Almost all of computer law (and there really is no such thing as computer law) is the placing of old wine into new bottles. For example, how do you “trespass” when there is no physical space? Is a userid and password a key or an ID? Is there a legal difference between a biometric authentication, which can be compelled to be produced, and a PIN, which may not be able to be produced? A recent case (p.11-12) in Wisconsin illustrates the “real/virtual” world dichotomy.
By all accounts in the record, Brian Barwick was not an ideal citizen. He repeatedly issued death threats to his ex-wife, stalked and harassed a woman he met online, and cursed and threatened the guardian ad litem for his children. He also violated his bond, harassed and intimidated others and … well, engenders very little sympathy.
Among the statutes his online activities invoked was a Wisconsin law that makes it a crime to commit “domestic abuse,” which is defined in the statute as:
(a) “Domestic abuse” means any of the following engaged in by an adult person against his or her spouse or former spouse, against an adult with whom the person resides or formerly resided or against an adult with whom the person has a child in common:
1. Intentional infliction of physical pain, physical injury or illness.
2. Intentional impairment of physical condition.
3. A violation of s. 940.225 (1), (2) or (3)[relating to sexual assault].
4. A physical act that may cause the other person reasonably to fear imminent engagement in the conduct described under subd. 1., 2. or 3.
The key part here is paragraph 4 – the commission of a “physical act” that puts someone in fear of imminent harm or threat. Is the sending of e-mail, posting of messages or chatting on Facebook a “physical act” that gives rise to liability under the statute?
The court had no problem finding that the sending of emails or the act of calling someone constitutes a “physical act” under the broad definition in the statute. Certainly, to send an email, make a call or post something online (or to cause someone else to do so) requires the actor to “do” something—and generally to “do” something physical: type at a keyboard, dictate to a voice recognition program or tell someone else to do so. A telephone threat requires certain physical acts—the act of dialing, the act of speaking, etc. Thus, the court found, consistent with the language and purpose of the statute, that sending a threatening email or making a threatening phone call were both “physical acts.”
But there’s another rule of statutory construction that comes into play here. If there is limiting language in a statute, we have to figure out what that limiting language means, and apply the purpose of that language.
Clearly, the Wisconsin legislature wanted to prohibit some but not all actions that caused someone to be in fear.
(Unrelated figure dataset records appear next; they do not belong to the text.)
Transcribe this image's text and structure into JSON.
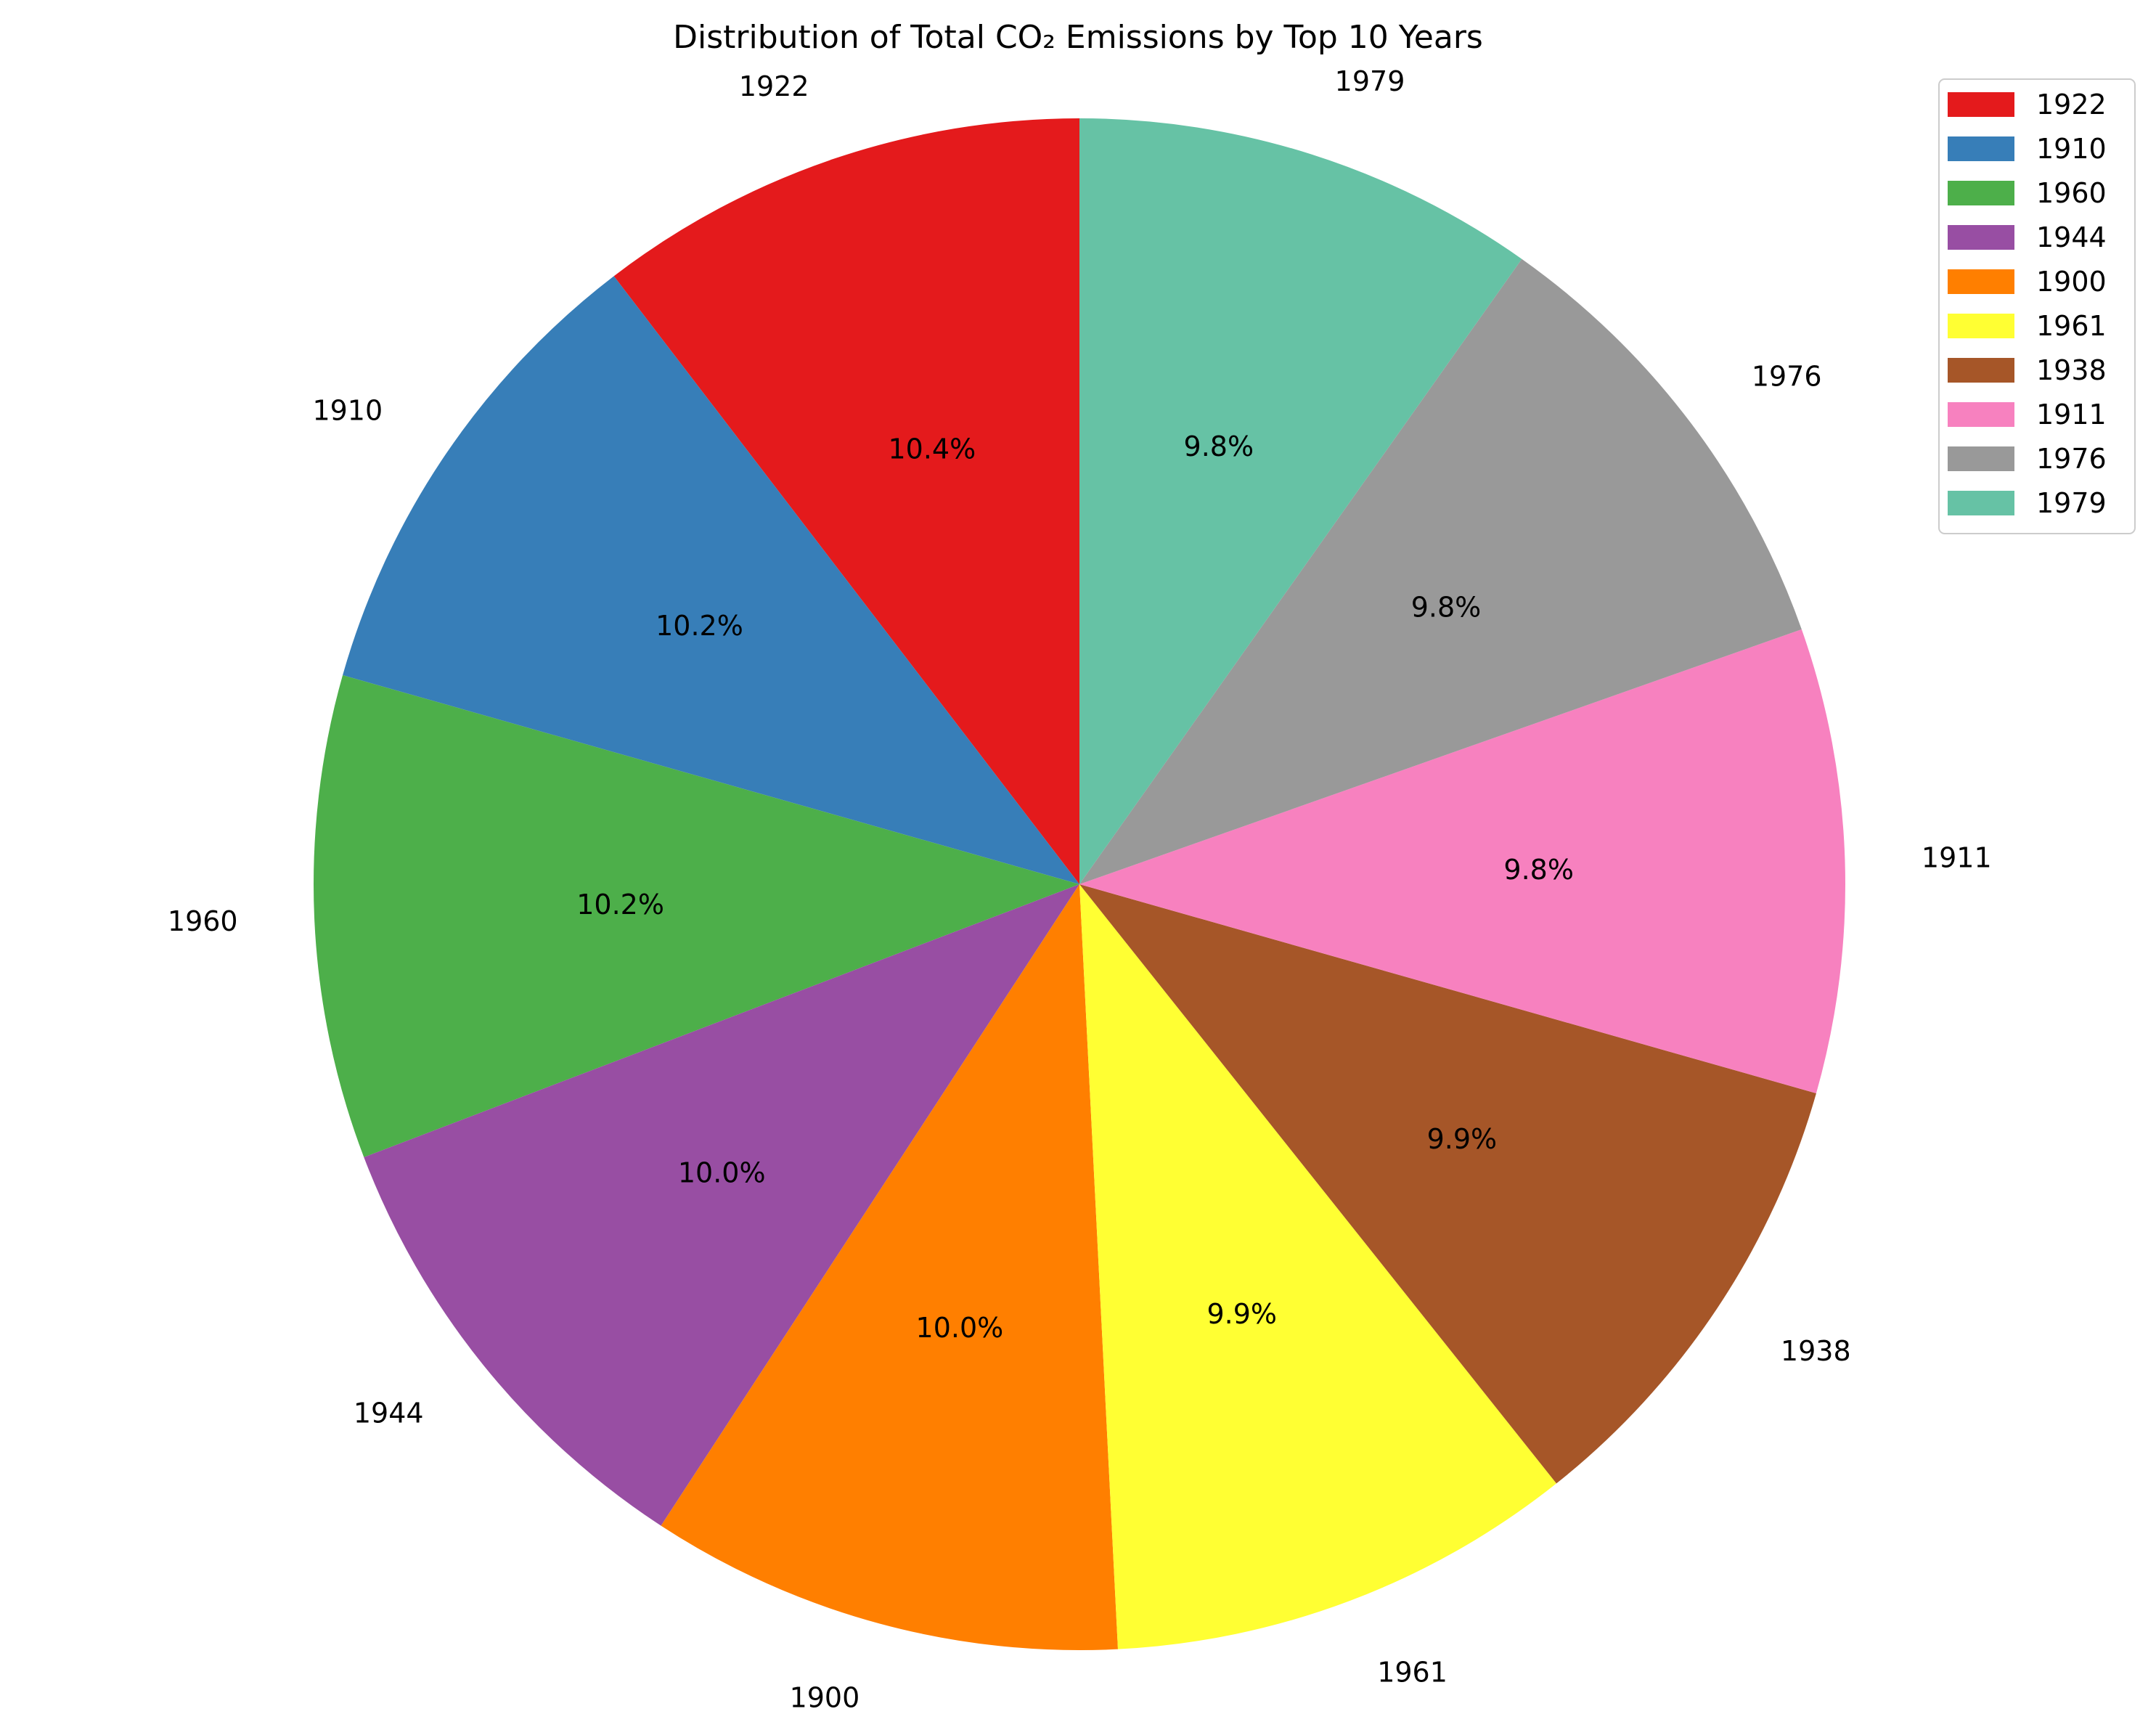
{
  "chart_data": {
    "type": "pie",
    "title": "Distribution of Total CO₂ Emissions by Top 10 Years",
    "labels": [
      "1922",
      "1910",
      "1960",
      "1944",
      "1900",
      "1961",
      "1938",
      "1911",
      "1976",
      "1979"
    ],
    "values": [
      10.4,
      10.2,
      10.2,
      10.0,
      10.0,
      9.9,
      9.9,
      9.8,
      9.8,
      9.8
    ],
    "value_labels": [
      "10.4%",
      "10.2%",
      "10.2%",
      "10.0%",
      "10.0%",
      "9.9%",
      "9.9%",
      "9.8%",
      "9.8%",
      "9.8%"
    ],
    "colors": [
      "#e41a1c",
      "#377eb8",
      "#4daf4a",
      "#984ea3",
      "#ff7f00",
      "#ffff33",
      "#a65628",
      "#f781bf",
      "#999999",
      "#66c2a5"
    ],
    "start_angle": 90,
    "direction": "counterclockwise",
    "legend": {
      "position": "top-right",
      "entries": [
        "1922",
        "1910",
        "1960",
        "1944",
        "1900",
        "1961",
        "1938",
        "1911",
        "1976",
        "1979"
      ]
    }
  }
}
Only those that were the result of a “physical act” which reasonably put the person in fear of harm are punished under subsection 4. So acts that cause someone to be in imminent fear that are not “physical acts” are not covered by subsection 4 (but might be by 1, 2 or 3).
A verbal threat requires a physical act of moving the larynx and epiglottis, but is not what most people would think of as a “physical act.” For the term physical act to mean something, we have to think of things that are not physical acts. Are there such things? Are there things that might put someone in fear but which are not “physical acts?” If there aren’t, then why did the legislature limit subsection 4 to “physical acts?”
These subtleties are important for the development and harmonization of internet law. The distinction between online and in-person is slowly eroding. Laws that require “in person” or in the presence of someone may or may not apply online. A statute that makes it a crime to knowingly expose one’s genitals “in the presence” of a minor may apply to streaming video, chat or email. If the harm intended to be prevented is the exposure of minors to images, then that makes sense. If the harm intended to be prevented is the physical act of coercion, then maybe not. Similar problems exist when we attempt to apply common law or statutory crimes such as assault or threats to the internet environment. Assault at common law is “an intentional act by one person that creates an apprehension in another of an imminent harmful or offensive contact. An assault is carried out by a threat of bodily harm coupled with an apparent, present ability to cause the harm.” It’s important to note that assault does not require actual physical contact, just an apprehension of physical contact—swing and a miss. Raising your hand to someone. Waiving a closed fist. But the online nature of certain threats removes the “imminent” threat component, since the parties may not be in the same physical space. And that matters in many cases.
The problem is, we are applying laws intended to deal with in-real-life (IRL) situations to situations that are not IRL, but are getting more and more similar to IRL. Distinctions between things tend to vanish or get blurred online. Who is liable for harm in a self-driving car crash? Does negligence law apply? Product liability? Software license agreements? Something else?
For security professionals, this means uncertainty about what the law says and what it means. GDPR and other privacy laws impose duties based on the location of the data subject and the data itself. Companies can be compelled to produce documents and records “in their possession, custody or control” no matter where these are located. Normal paradigms are shifting, shaking and dissolving. To paraphrase Gertrude Stein, “There’s no there there.”
Which is why, despite the fact that there’s no such thing as “internet law,” you need to consult with a lawyer who knows how to apply IRL law online. In a creative way. That helps you. Mostly. I’m saying all the things that I know you’ll like, making good conversation. I gotta handle you just right, You know what I mean? (Apologies to Olivia Newton John.)